In an era where affliction is paraded as identity and anguish is marketed for attention, choosing to transcend one’s wounds is an audacious act of rebellion. The world has normalized the theatre of pain, granting applause to trauma yet withholding ovations from those who transcend it. But true strength resides not in the echoes of our injuries, but in the quiet resolve to reimagine ourselves beyond them. “You are not what you’ve been through. You’re who you choose to become despite it”—a creed of liberation for the soul held captive by its past.

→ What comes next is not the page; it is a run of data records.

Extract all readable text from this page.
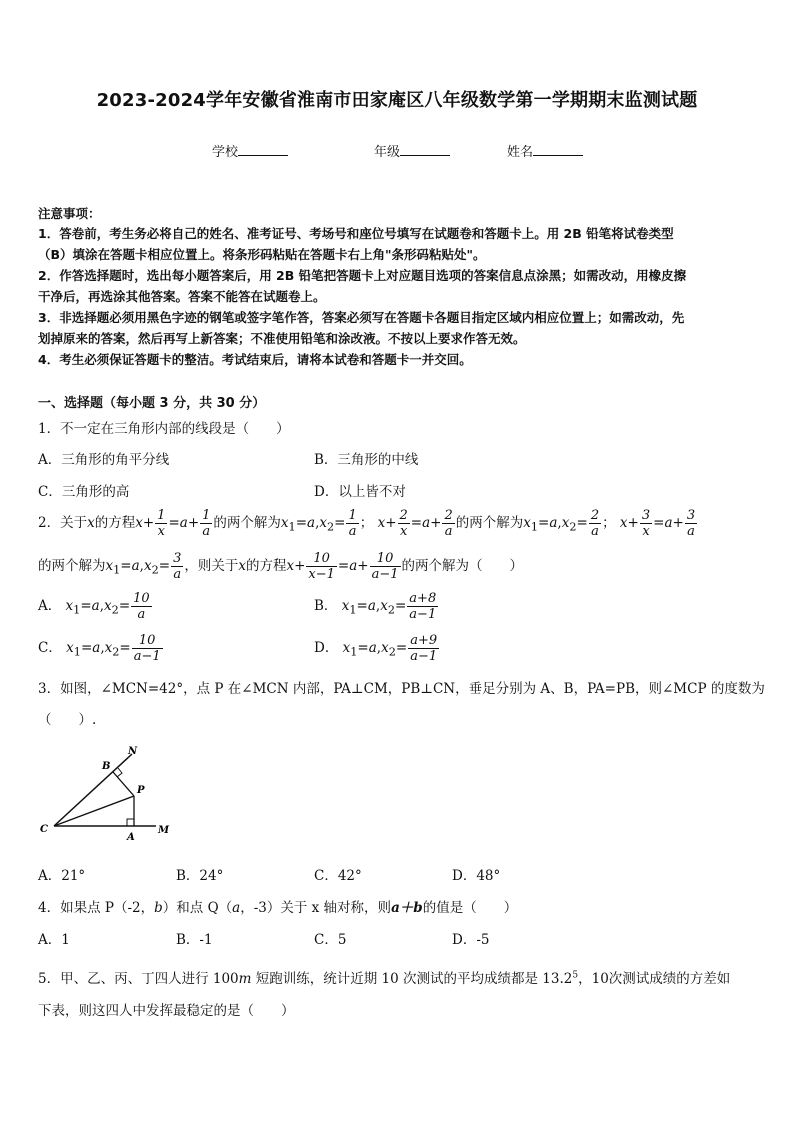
2023-2024学年安徽省淮南市田家庵区八年级数学第一学期期末监测试题
学校	年级	姓名
注意事项：
1．答卷前，考生务必将自己的姓名、准考证号、考场号和座位号填写在试题卷和答题卡上。用 2B 铅笔将试卷类型
（B）填涂在答题卡相应位置上。将条形码粘贴在答题卡右上角"条形码粘贴处"。
2．作答选择题时，选出每小题答案后，用 2B 铅笔把答题卡上对应题目选项的答案信息点涂黑；如需改动，用橡皮擦
干净后，再选涂其他答案。答案不能答在试题卷上。
3．非选择题必须用黑色字迹的钢笔或签字笔作答，答案必须写在答题卡各题目指定区域内相应位置上；如需改动，先
划掉原来的答案，然后再写上新答案；不准使用铅笔和涂改液。不按以上要求作答无效。
4．考生必须保证答题卡的整洁。考试结束后，请将本试卷和答题卡一并交回。
一、选择题（每小题 3 分，共 30 分）
1．不一定在三角形内部的线段是（　　）
A．三角形的角平分线	B．三角形的中线
C．三角形的高	D．以上皆不对
2．关于x的方程$x+ \frac{1}{x} =a+ \frac{1}{a}$ 的两个解为$x_1=a,x_2= \frac{1}{a}$ ； $x+ \frac{2}{x} =a+ \frac{2}{a}$ 的两个解为$x_1=a,x_2= \frac{2}{a}$ ； $x+ \frac{3}{x} =a+ \frac{3}{a}$
的两个解为$x_1=a,x_2= \frac{3}{a}$ ，则关于x的方程$x+ \frac{10}{x-1} =a+ \frac{10}{a-1}$ 的两个解为（　　）
A． $x_1=a,x_2= \frac{10}{a}$	B． $x_1=a,x_2= \frac{a+8}{a-1}$
C． $x_1=a,x_2= \frac{10}{a-1}$	D． $x_1=a,x_2= \frac{a+9}{a-1}$
3．如图，∠MCN=42°，点 P 在∠MCN 内部，PA⊥CM，PB⊥CN，垂足分别为 A、B，PA=PB，则∠MCP 的度数为
（　　）.
N
B
P
C
A
M
A．21°	B．24°	C．42°	D．48°
4．如果点 P（-2，b）和点 Q（a，-3）关于 x 轴对称，则a＋b的值是（　　）
A．1	B．-1	C．5	D．-5
5．甲、乙、丙、丁四人进行 100m 短跑训练，统计近期 10 次测试的平均成绩都是 13.2$^5$，10次测试成绩的方差如
下表，则这四人中发挥最稳定的是（　　）
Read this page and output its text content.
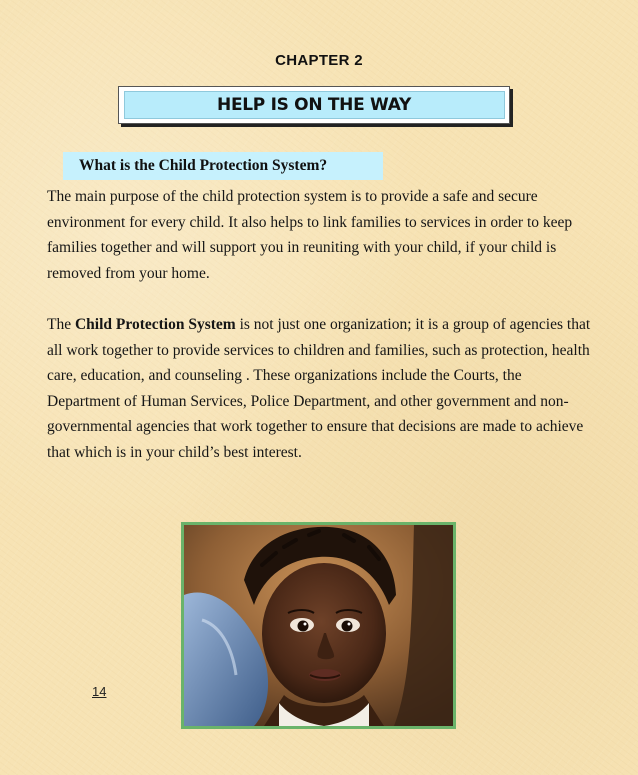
CHAPTER 2
HELP IS ON THE WAY
What is the Child Protection System?
The main purpose of the child protection system is to provide a safe and secure environment for every child. It also helps to link families to services in order to keep families together and will support you in reuniting with your child, if your child is removed from your home.
The Child Protection System is not just one organization; it is a group of agencies that all work together to provide services to children and families, such as protection, health care, education, and counseling . These organizations include the Courts, the Department of Human Services, Police Department, and other government and non-governmental agencies that work together to ensure that decisions are made to achieve that which is in your child’s best interest.
14
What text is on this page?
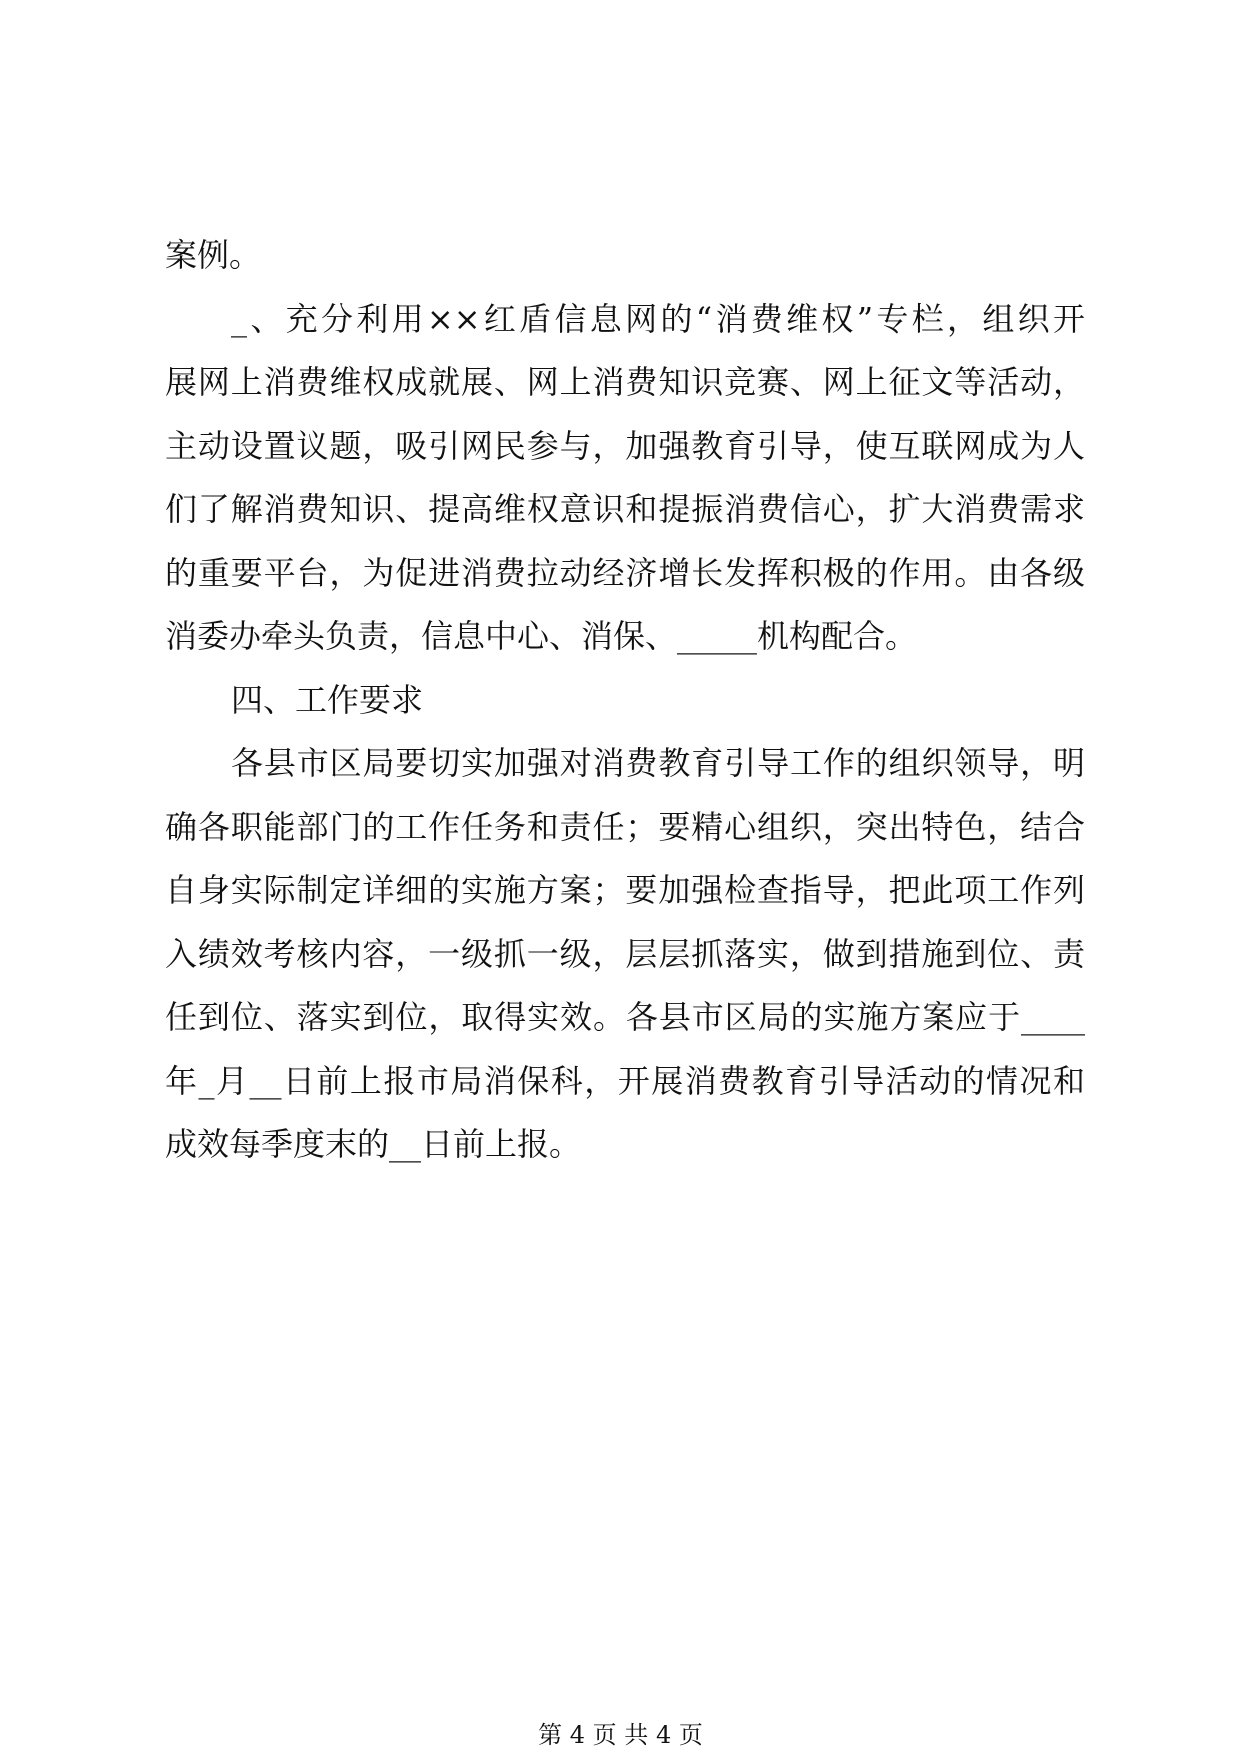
案例。
_、充分利用××红盾信息网的“消费维权”专栏，组织开
展网上消费维权成就展、网上消费知识竞赛、网上征文等活动，
主动设置议题，吸引网民参与，加强教育引导，使互联网成为人
们了解消费知识、提高维权意识和提振消费信心，扩大消费需求
的重要平台，为促进消费拉动经济增长发挥积极的作用。由各级
消委办牵头负责，信息中心、消保、_____机构配合。
四、工作要求
各县市区局要切实加强对消费教育引导工作的组织领导，明
确各职能部门的工作任务和责任；要精心组织，突出特色，结合
自身实际制定详细的实施方案；要加强检查指导，把此项工作列
入绩效考核内容，一级抓一级，层层抓落实，做到措施到位、责
任到位、落实到位，取得实效。各县市区局的实施方案应于____
年_月__日前上报市局消保科，开展消费教育引导活动的情况和
成效每季度末的__日前上报。
第 4 页 共 4 页
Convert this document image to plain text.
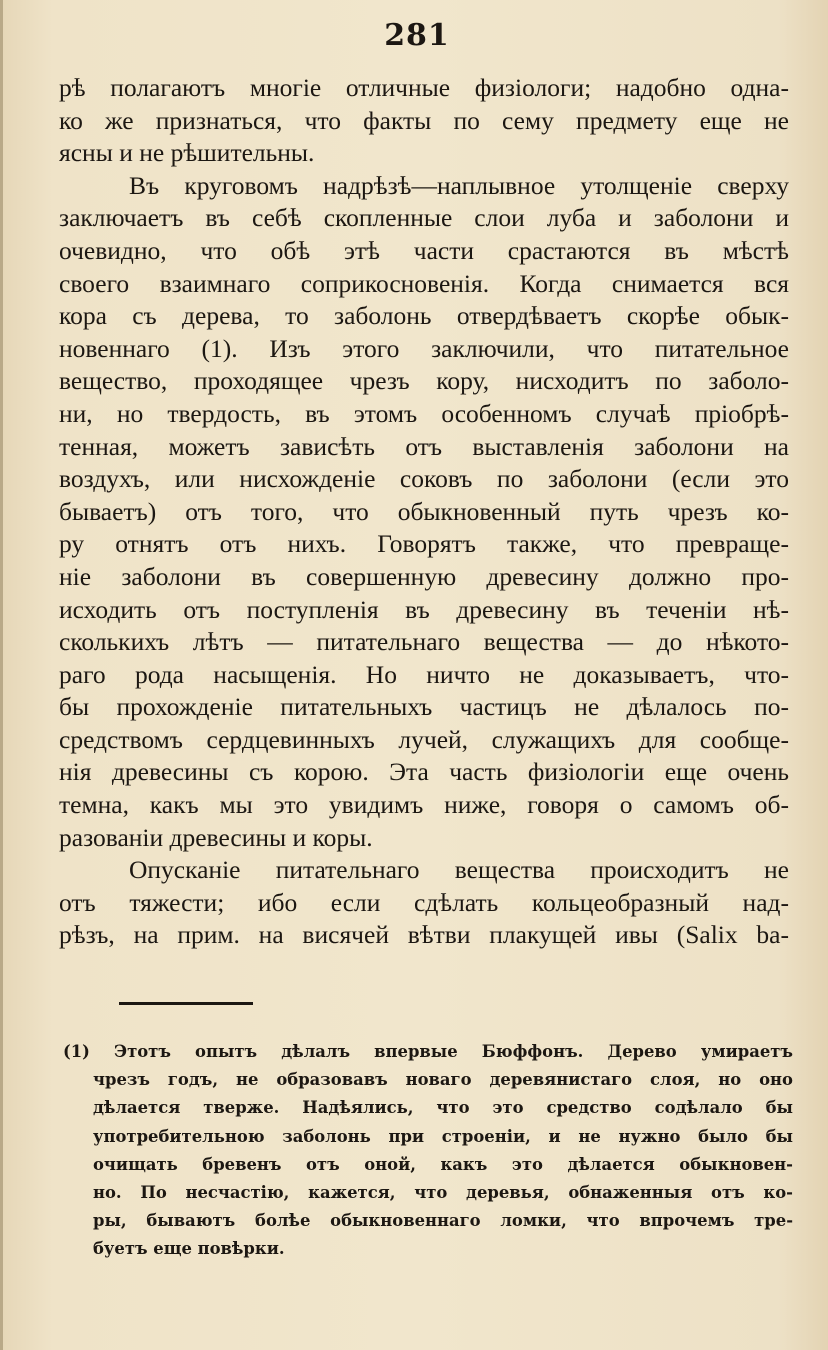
281
рѣ полагаютъ многіе отличные физіологи; надобно одна-
ко же признаться, что факты по сему предмету еще не
ясны и не рѣшительны.
Въ круговомъ надрѣзѣ—наплывное утолщеніе сверху
заключаетъ въ себѣ скопленные слои луба и заболони и
очевидно, что обѣ этѣ части срастаются въ мѣстѣ
своего взаимнаго соприкосновенія. Когда снимается вся
кора съ дерева, то заболонь отвердѣваетъ скорѣе обык-
новеннаго (1). Изъ этого заключили, что питательное
вещество, проходящее чрезъ кору, нисходитъ по заболо-
ни, но твердость, въ этомъ особенномъ случаѣ пріобрѣ-
тенная, можетъ зависѣть отъ выставленія заболони на
воздухъ, или нисхожденіе соковъ по заболони (если это
бываетъ) отъ того, что обыкновенный путь чрезъ ко-
ру отнятъ отъ нихъ. Говорятъ также, что превраще-
ніе заболони въ совершенную древесину должно про-
исходить отъ поступленія въ древесину въ теченіи нѣ-
сколькихъ лѣтъ — питательнаго вещества — до нѣкото-
раго рода насыщенія. Но ничто не доказываетъ, что-
бы прохожденіе питательныхъ частицъ не дѣлалось по-
средствомъ сердцевинныхъ лучей, служащихъ для сообще-
нія древесины съ корою. Эта часть физіологіи еще очень
темна, какъ мы это увидимъ ниже, говоря о самомъ об-
разованіи древесины и коры.
Опусканіе питательнаго вещества происходитъ не
отъ тяжести; ибо если сдѣлать кольцеобразный над-
рѣзъ, на прим. на висячей вѣтви плакущей ивы (Salix ba-
(1) Этотъ опытъ дѣлалъ впервые Бюффонъ. Дерево умираетъ
чрезъ годъ, не образовавъ новаго деревянистаго слоя, но оно
дѣлается тверже. Надѣялись, что это средство содѣлало бы
употребительною заболонь при строеніи, и не нужно было бы
очищать бревенъ отъ оной, какъ это дѣлается обыкновен-
но. По несчастію, кажется, что деревья, обнаженныя отъ ко-
ры, бываютъ болѣе обыкновеннаго ломки, что впрочемъ тре-
буетъ еще повѣрки.
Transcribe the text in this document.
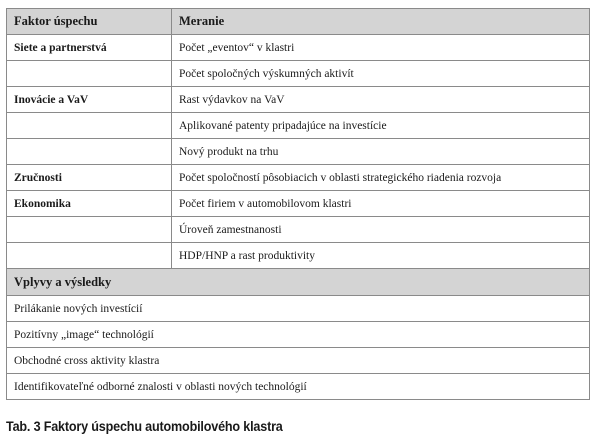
Faktor úspechu	Meranie
Siete a partnerstvá	Počet „eventov“ v klastri
	Počet spoločných výskumných aktivít
Inovácie a VaV	Rast výdavkov na VaV
	Aplikované patenty pripadajúce na investície
	Nový produkt na trhu
Zručnosti	Počet spoločností pôsobiacich v oblasti strategického riadenia rozvoja
Ekonomika	Počet firiem v automobilovom klastri
	Úroveň zamestnanosti
	HDP/HNP a rast produktivity
Vplyvy a výsledky	
Prilákanie nových investícií	
Pozitívny „image“ technológií	
Obchodné cross aktivity klastra	
Identifikovateľné odborné znalosti v oblasti nových technológií	
Tab. 3 Faktory úspechu automobilového klastra
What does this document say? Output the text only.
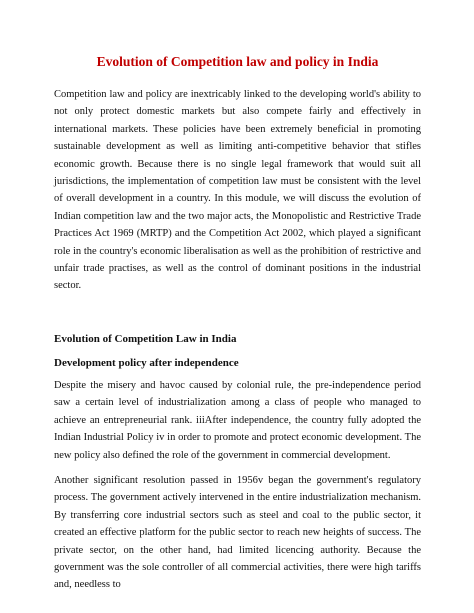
Evolution of Competition law and policy in India

Competition law and policy are inextricably linked to the developing world's ability to not only protect domestic markets but also compete fairly and effectively in international markets. These policies have been extremely beneficial in promoting sustainable development as well as limiting anti-competitive behavior that stifles economic growth. Because there is no single legal framework that would suit all jurisdictions, the implementation of competition law must be consistent with the level of overall development in a country. In this module, we will discuss the evolution of Indian competition law and the two major acts, the Monopolistic and Restrictive Trade Practices Act 1969 (MRTP) and the Competition Act 2002, which played a significant role in the country's economic liberalisation as well as the prohibition of restrictive and unfair trade practises, as well as the control of dominant positions in the industrial sector.

Evolution of Competition Law in India
Development policy after independence

Despite the misery and havoc caused by colonial rule, the pre-independence period saw a certain level of industrialization among a class of people who managed to achieve an entrepreneurial rank. iiiAfter independence, the country fully adopted the Indian Industrial Policy iv in order to promote and protect economic development. The new policy also defined the role of the government in commercial development.

Another significant resolution passed in 1956v began the government's regulatory process. The government actively intervened in the entire industrialization mechanism. By transferring core industrial sectors such as steel and coal to the public sector, it created an effective platform for the public sector to reach new heights of success. The private sector, on the other hand, had limited licencing authority. Because the government was the sole controller of all commercial activities, there were high tariffs and, needless to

Pain, though piercing, must never become a domicile. The late Prophet T.B. Joshua asserted, “Your situation does not define you. Your reaction to the situation does.” This philosophy dismantles the monumentality of suffering, urging us to redirect focus from scars to strength. Similarly, Dr. Paul Enenche avers, “Let your scars become stars,” emphasizing that our woundedness should illuminate paths, not imprison potential. In truth, healing is not denial—it is defiance.
Social narratives increasingly glorify victimhood, yet the human spirit yearns for transformation. The Igala proverb, “Alu du k’Odu abailo Ineke kpona Ojo enwa n “- Though the night is fierce, it cannot hinder the dawn”—summons us to remember that despair, however deep, is not destiny. From the confines of prisons to the corridors of sanctuaries, stories abound of those who repurposed their pain into purpose. One inmate once wrote me, “Though I wear chains, my hope walks freely in Christ.” Such resilience should be our cultural anthem.

The celebrated revivalist Dr. Juanita Bynum once proclaimed, “I am not my trauma. I am the oil that came from the crushing.” Her words mirror a timeless spiritual truth: from pressure comes power, from pain comes purpose. In a society where many find identity in affliction, we must reintroduce the language of triumph. Pastor Chris Oyakhilome declared, “If you want a different future, speak a different language.” It is time to rewrite our lexicon—less rooted in lament, more anchored in redemption.
Let us no longer be vegetables in the soil of sorrow. Let us be trees—rooted deeply, rising defiantly. We owe the world a vision of post-pain nobility: not victims, but victors; not narrators of misery, but architects of meaning. Because in the final analysis, we are not the sum of our sufferings—we are the product of the strength we summon in spite of them.
– Inah Boniface Ocholi writes from Ayah – Igalamela/Odolu LGA, Kogi state.